I'm trying to find the second smallest element in an array of n elements using only n + ceil(lg n) - 2 comparisons. The hint in CLRS says to find the smallest element.
This takes n - 1 comparisons so I'm left with ceil(lg n) - 1 comparisons to find the second smallest, once I know the largest.
Any ideas?
Thanks,
bclayman
Let's say we've got a list a1...an with n being a power of 2.
First pair the elements up, let's say a1 with a2, a3 with a4 and so on, and compare them with each other. This gives you n/2 comparisons.
Advance all the winners to the next round, which only has n/2 elements now, and repeat the same process. This requires n/4 more comparisons.
Repeat the above until you've only got 1 element left, the ultimate winner. To get there you had to do n/2 + n/4 + ... + 1 = n-1 comparisons.
That's great but which one could be the second smallest? Well, it has to be one of the elements your winner had beaten along the way to the top. There are lg n such losers, so you need to compare them amongst each other to find the smallest (requiring a further lg n - 1 comparisons).
And the smallest of the losers is the second smallest overall.
It's easy to prove why the above method always finds the second smallest: since it's smaller than every element but the ultimate winner, it would win every round apart from the one against the champion.
If n isn't a power of 2, the process is almost exactly the same, except the list of losers will be as long as it would be for the next exact power of 2 which is why you end up with ceil(lg n).
Here is a basic implementation in JavaScript, not sure it fully respects your O() requirements in all cases though. The initial array will also affect the comparison count.

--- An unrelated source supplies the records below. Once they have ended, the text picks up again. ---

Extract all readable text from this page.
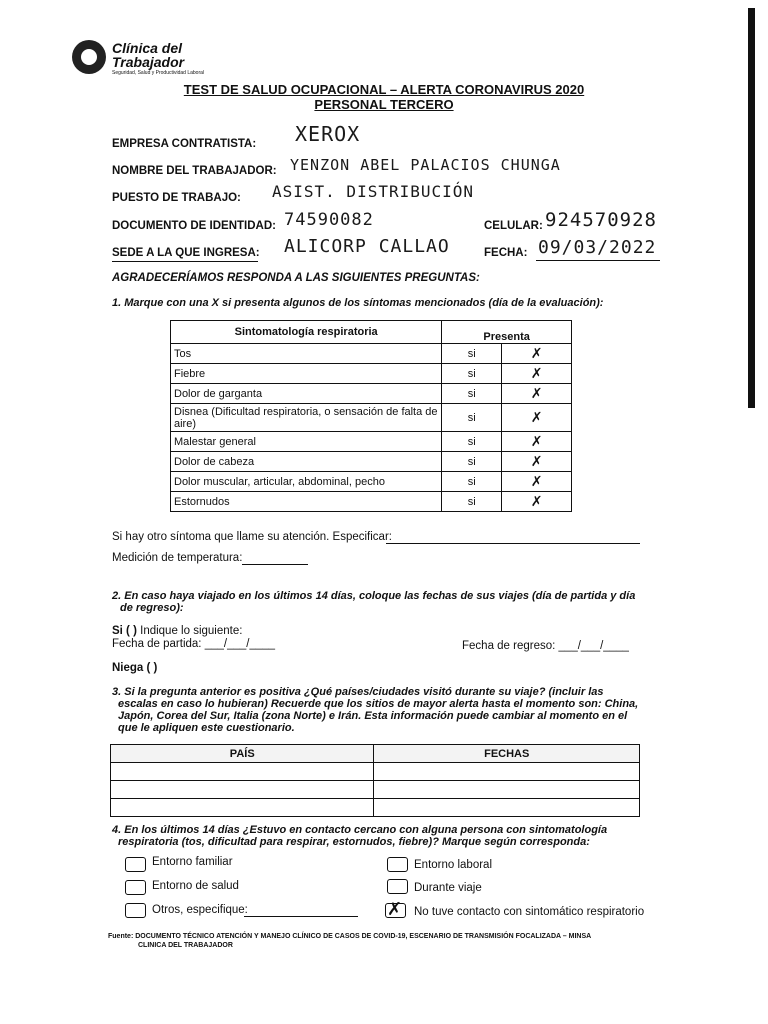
Clínica del
Trabajador
Seguridad, Salud y Productividad Laboral
TEST DE SALUD OCUPACIONAL – ALERTA CORONAVIRUS 2020
PERSONAL TERCERO
EMPRESA CONTRATISTA: XEROX
NOMBRE DEL TRABAJADOR: YENZON ABEL PALACIOS CHUNGA
PUESTO DE TRABAJO: ASIST. DISTRIBUCIÓN
DOCUMENTO DE IDENTIDAD: 74590082	CELULAR: 924570928
SEDE A LA QUE INGRESA: ALICORP CALLAO	FECHA: 09/03/2022
AGRADECERÍAMOS RESPONDA A LAS SIGUIENTES PREGUNTAS:
1. Marque con una X si presenta algunos de los síntomas mencionados (día de la evaluación):
Sintomatología respiratoria	Presenta	
Tos	si	✗
Fiebre	si	✗
Dolor de garganta	si	✗
Disnea (Dificultad respiratoria, o sensación de falta de aire)	si	✗
Malestar general	si	✗
Dolor de cabeza	si	✗
Dolor muscular, articular, abdominal, pecho	si	✗
Estornudos	si	✗
Si hay otro síntoma que llame su atención. Especificar:
Medición de temperatura:
2. En caso haya viajado en los últimos 14 días, coloque las fechas de sus viajes (día de partida y día
de regreso):
Si ( ) Indique lo siguiente:
Fecha de partida: ___/___/____	Fecha de regreso: ___/___/____
Niega ( )
3. Si la pregunta anterior es positiva ¿Qué países/ciudades visitó durante su viaje? (incluir las
escalas en caso lo hubieran) Recuerde que los sitios de mayor alerta hasta el momento son: China,
Japón, Corea del Sur, Italia (zona Norte) e Irán. Esta información puede cambiar al momento en el
que le apliquen este cuestionario.
PAÍS	FECHAS

4. En los últimos 14 días ¿Estuvo en contacto cercano con alguna persona con sintomatología
respiratoria (tos, dificultad para respirar, estornudos, fiebre)? Marque según corresponda:
Entorno familiar	Entorno laboral
Entorno de salud	Durante viaje
Otros, especifique:	✗ No tuve contacto con sintomático respiratorio
Fuente: DOCUMENTO TÉCNICO ATENCIÓN Y MANEJO CLÍNICO DE CASOS DE COVID-19, ESCENARIO DE TRANSMISIÓN FOCALIZADA – MINSA
CLINICA DEL TRABAJADOR
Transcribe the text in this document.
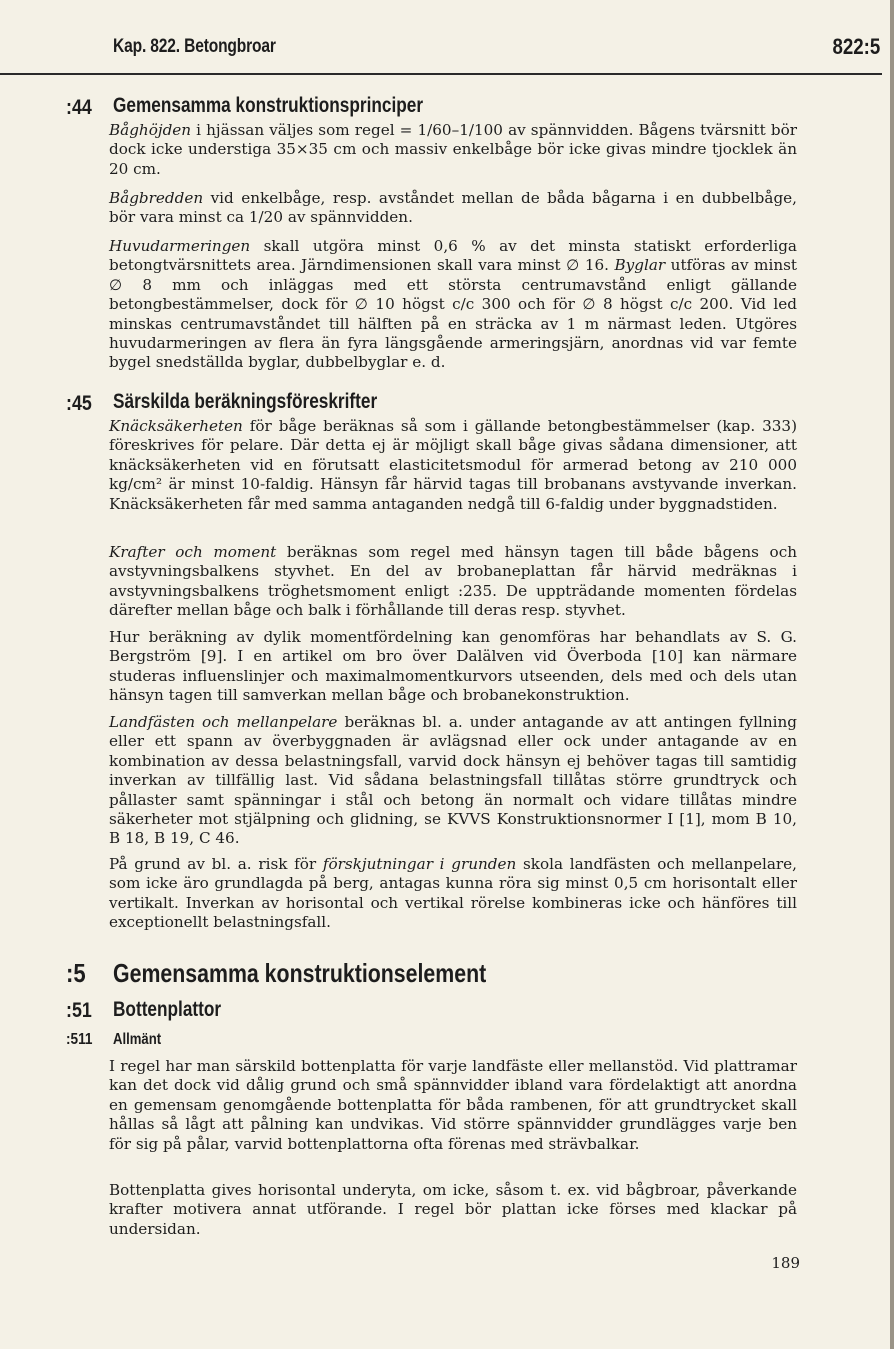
Kap. 822. Betongbroar	822:5
:44 Gemensamma konstruktionsprinciper
Båghöjden i hjässan väljes som regel = 1/60–1/100 av spännvidden. Bågens tvärsnitt bör dock icke understiga 35×35 cm och massiv enkelbåge bör icke givas mindre tjocklek än 20 cm.
Bågbredden vid enkelbåge, resp. avståndet mellan de båda bågarna i en dubbelbåge, bör vara minst ca 1/20 av spännvidden.
Huvudarmeringen skall utgöra minst 0,6 % av det minsta statiskt erforderliga betongtvärsnittets area. Järndimensionen skall vara minst ∅ 16. Byglar utföras av minst ∅ 8 mm och inläggas med ett största centrumavstånd enligt gällande betongbestämmelser, dock för ∅ 10 högst c/c 300 och för ∅ 8 högst c/c 200. Vid led minskas centrumavståndet till hälften på en sträcka av 1 m närmast leden. Utgöres huvudarmeringen av flera än fyra längsgående armeringsjärn, anordnas vid var femte bygel snedställda byglar, dubbelbyglar e. d.
:45 Särskilda beräkningsföreskrifter
Knäcksäkerheten för båge beräknas så som i gällande betongbestämmelser (kap. 333) föreskrives för pelare. Där detta ej är möjligt skall båge givas sådana dimensioner, att knäcksäkerheten vid en förutsatt elasticitetsmodul för armerad betong av 210 000 kg/cm² är minst 10-faldig. Hänsyn får härvid tagas till brobanans avstyvande inverkan. Knäcksäkerheten får med samma antaganden nedgå till 6-faldig under byggnadstiden.
Krafter och moment beräknas som regel med hänsyn tagen till både bågens och avstyvningsbalkens styvhet. En del av brobaneplattan får härvid medräknas i avstyvningsbalkens tröghetsmoment enligt :235. De uppträdande momenten fördelas därefter mellan båge och balk i förhållande till deras resp. styvhet.
Hur beräkning av dylik momentfördelning kan genomföras har behandlats av S. G. Bergström [9]. I en artikel om bro över Dalälven vid Överboda [10] kan närmare studeras influenslinjer och maximalmomentkurvors utseenden, dels med och dels utan hänsyn tagen till samverkan mellan båge och brobanekonstruktion.
Landfästen och mellanpelare beräknas bl. a. under antagande av att antingen fyllning eller ett spann av överbyggnaden är avlägsnad eller ock under antagande av en kombination av dessa belastningsfall, varvid dock hänsyn ej behöver tagas till samtidig inverkan av tillfällig last. Vid sådana belastningsfall tillåtas större grundtryck och pållaster samt spänningar i stål och betong än normalt och vidare tillåtas mindre säkerheter mot stjälpning och glidning, se KVVS Konstruktionsnormer I [1], mom B 10, B 18, B 19, C 46.
På grund av bl. a. risk för förskjutningar i grunden skola landfästen och mellanpelare, som icke äro grundlagda på berg, antagas kunna röra sig minst 0,5 cm horisontalt eller vertikalt. Inverkan av horisontal och vertikal rörelse kombineras icke och hänföres till exceptionellt belastningsfall.
:5 Gemensamma konstruktionselement
:51 Bottenplattor
:511 Allmänt
I regel har man särskild bottenplatta för varje landfäste eller mellanstöd. Vid plattramar kan det dock vid dålig grund och små spännvidder ibland vara fördelaktigt att anordna en gemensam genomgående bottenplatta för båda rambenen, för att grundtrycket skall hållas så lågt att pålning kan undvikas. Vid större spännvidder grundlägges varje ben för sig på pålar, varvid bottenplattorna ofta förenas med strävbalkar.
Bottenplatta gives horisontal underyta, om icke, såsom t. ex. vid bågbroar, påverkande krafter motivera annat utförande. I regel bör plattan icke förses med klackar på undersidan.
189
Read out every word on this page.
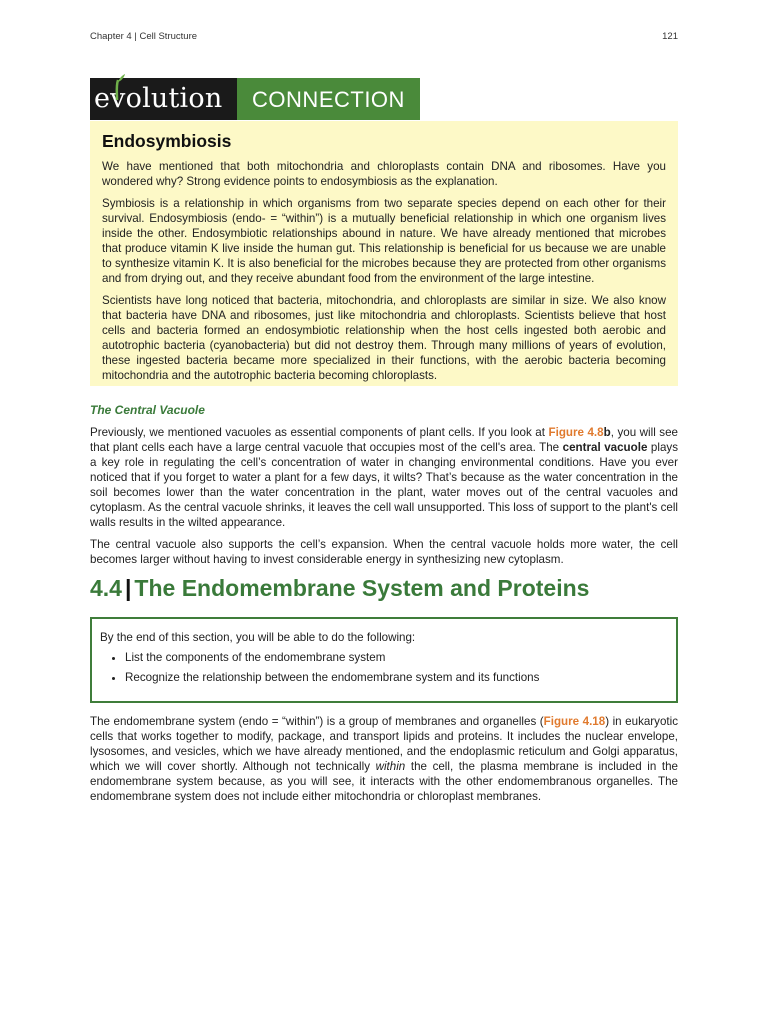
Chapter 4 | Cell Structure	121
evolution	CONNECTION
Endosymbiosis

We have mentioned that both mitochondria and chloroplasts contain DNA and ribosomes. Have you wondered why? Strong evidence points to endosymbiosis as the explanation.

Symbiosis is a relationship in which organisms from two separate species depend on each other for their survival. Endosymbiosis (endo- = “within”) is a mutually beneficial relationship in which one organism lives inside the other. Endosymbiotic relationships abound in nature. We have already mentioned that microbes that produce vitamin K live inside the human gut. This relationship is beneficial for us because we are unable to synthesize vitamin K. It is also beneficial for the microbes because they are protected from other organisms and from drying out, and they receive abundant food from the environment of the large intestine.

Scientists have long noticed that bacteria, mitochondria, and chloroplasts are similar in size. We also know that bacteria have DNA and ribosomes, just like mitochondria and chloroplasts. Scientists believe that host cells and bacteria formed an endosymbiotic relationship when the host cells ingested both aerobic and autotrophic bacteria (cyanobacteria) but did not destroy them. Through many millions of years of evolution, these ingested bacteria became more specialized in their functions, with the aerobic bacteria becoming mitochondria and the autotrophic bacteria becoming chloroplasts.

The Central Vacuole

Previously, we mentioned vacuoles as essential components of plant cells. If you look at Figure 4.8b, you will see that plant cells each have a large central vacuole that occupies most of the cell's area. The central vacuole plays a key role in regulating the cell’s concentration of water in changing environmental conditions. Have you ever noticed that if you forget to water a plant for a few days, it wilts? That’s because as the water concentration in the soil becomes lower than the water concentration in the plant, water moves out of the central vacuoles and cytoplasm. As the central vacuole shrinks, it leaves the cell wall unsupported. This loss of support to the plant's cell walls results in the wilted appearance.

The central vacuole also supports the cell’s expansion. When the central vacuole holds more water, the cell becomes larger without having to invest considerable energy in synthesizing new cytoplasm.

4.4 | The Endomembrane System and Proteins

By the end of this section, you will be able to do the following:

• List the components of the endomembrane system
• Recognize the relationship between the endomembrane system and its functions

The endomembrane system (endo = “within”) is a group of membranes and organelles (Figure 4.18) in eukaryotic cells that works together to modify, package, and transport lipids and proteins. It includes the nuclear envelope, lysosomes, and vesicles, which we have already mentioned, and the endoplasmic reticulum and Golgi apparatus, which we will cover shortly. Although not technically within the cell, the plasma membrane is included in the endomembrane system because, as you will see, it interacts with the other endomembranous organelles. The endomembrane system does not include either mitochondria or chloroplast membranes.
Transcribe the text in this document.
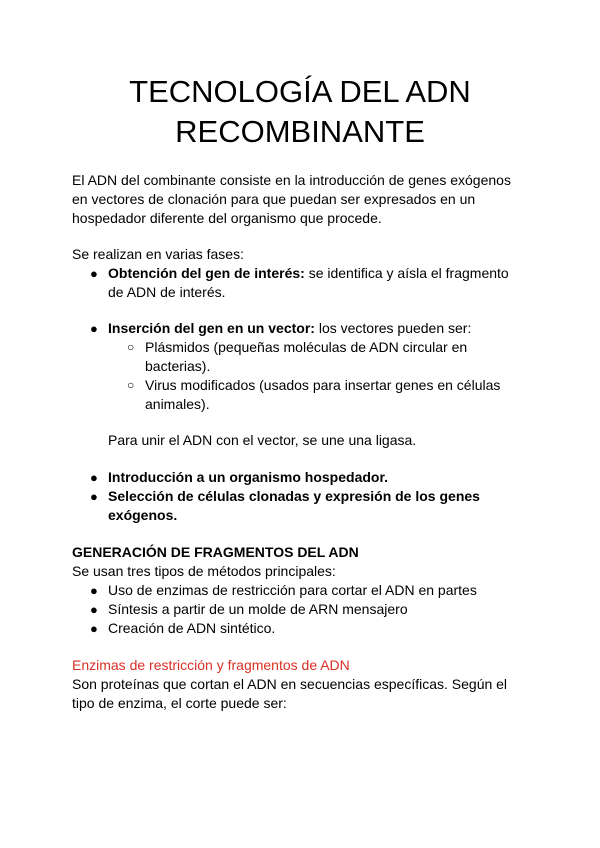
TECNOLOGÍA DEL ADN
RECOMBINANTE
El ADN del combinante consiste en la introducción de genes exógenos
en vectores de clonación para que puedan ser expresados en un
hospedador diferente del organismo que procede.
Se realizan en varias fases:
● Obtención del gen de interés: se identifica y aísla el fragmento
de ADN de interés.
● Inserción del gen en un vector: los vectores pueden ser:
○ Plásmidos (pequeñas moléculas de ADN circular en
bacterias).
○ Virus modificados (usados para insertar genes en células
animales).
Para unir el ADN con el vector, se une una ligasa.
● Introducción a un organismo hospedador.
● Selección de células clonadas y expresión de los genes
exógenos.
GENERACIÓN DE FRAGMENTOS DEL ADN
Se usan tres tipos de métodos principales:
● Uso de enzimas de restricción para cortar el ADN en partes
● Síntesis a partir de un molde de ARN mensajero
● Creación de ADN sintético.
Enzimas de restricción y fragmentos de ADN
Son proteínas que cortan el ADN en secuencias específicas. Según el
tipo de enzima, el corte puede ser:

var elements = [ 12, 1 , 3, 4, 65, 7, -43, 8, 3, 8, 45, 2 ];
var nCompare = 0;
var smallest = elements[0], smaller = elements[0];
for(var i = 1; i < elements.length; ++i) {
++nCompare;
if(elements[i] < smaller) {
++nCompare;
if(elements[i] < smallest) {
smaller = smallest;
smallest = elements[i];
}
else
smaller = elements[i];
}
}
document.body.innerHTML = '<pre>\n' +
'Elements: [ ' + elements.join(', ') + ' ]\n' +
'# element: ' + elements.length + '\n' +
'\n' +
'Smallest: ' + smallest + '\n' +
'2nd smallest: ' + smaller + '\n' +
'# compare: ' + nCompare +
'</pre>';
Below is a solution with O(n) complexity in Java:
public class MainClass {
public static void main(String[] args) {
int[] a = { 4, 2, 8, -2, 56, 0 };
c(a);
}
private static void c(int[] a) {
int s = Integer.MAX_VALUE;
int ss = Integer.MAX_VALUE;
for (int i : a) {
if (i < s) {
ss = s;
s = i;
} else if (i < ss) {
ss = i;
}
}
System.out.println("smallest : " + s + " second smallest : " + ss);
}
}
Output : smallest : -2 second smallest : 0
I think their is no need to for cel(log n) -1 additional comparison as it can be done in O(n) only i.e in one scan with the help of an extra variable as given below:-
for(i,0,no_of_elem-1)
{
if(min>elem[i])
{
second_smallest=min;
min=elem[i];
}
}
You just store previous minimum in a variable as that will be your answer after scanning all elements.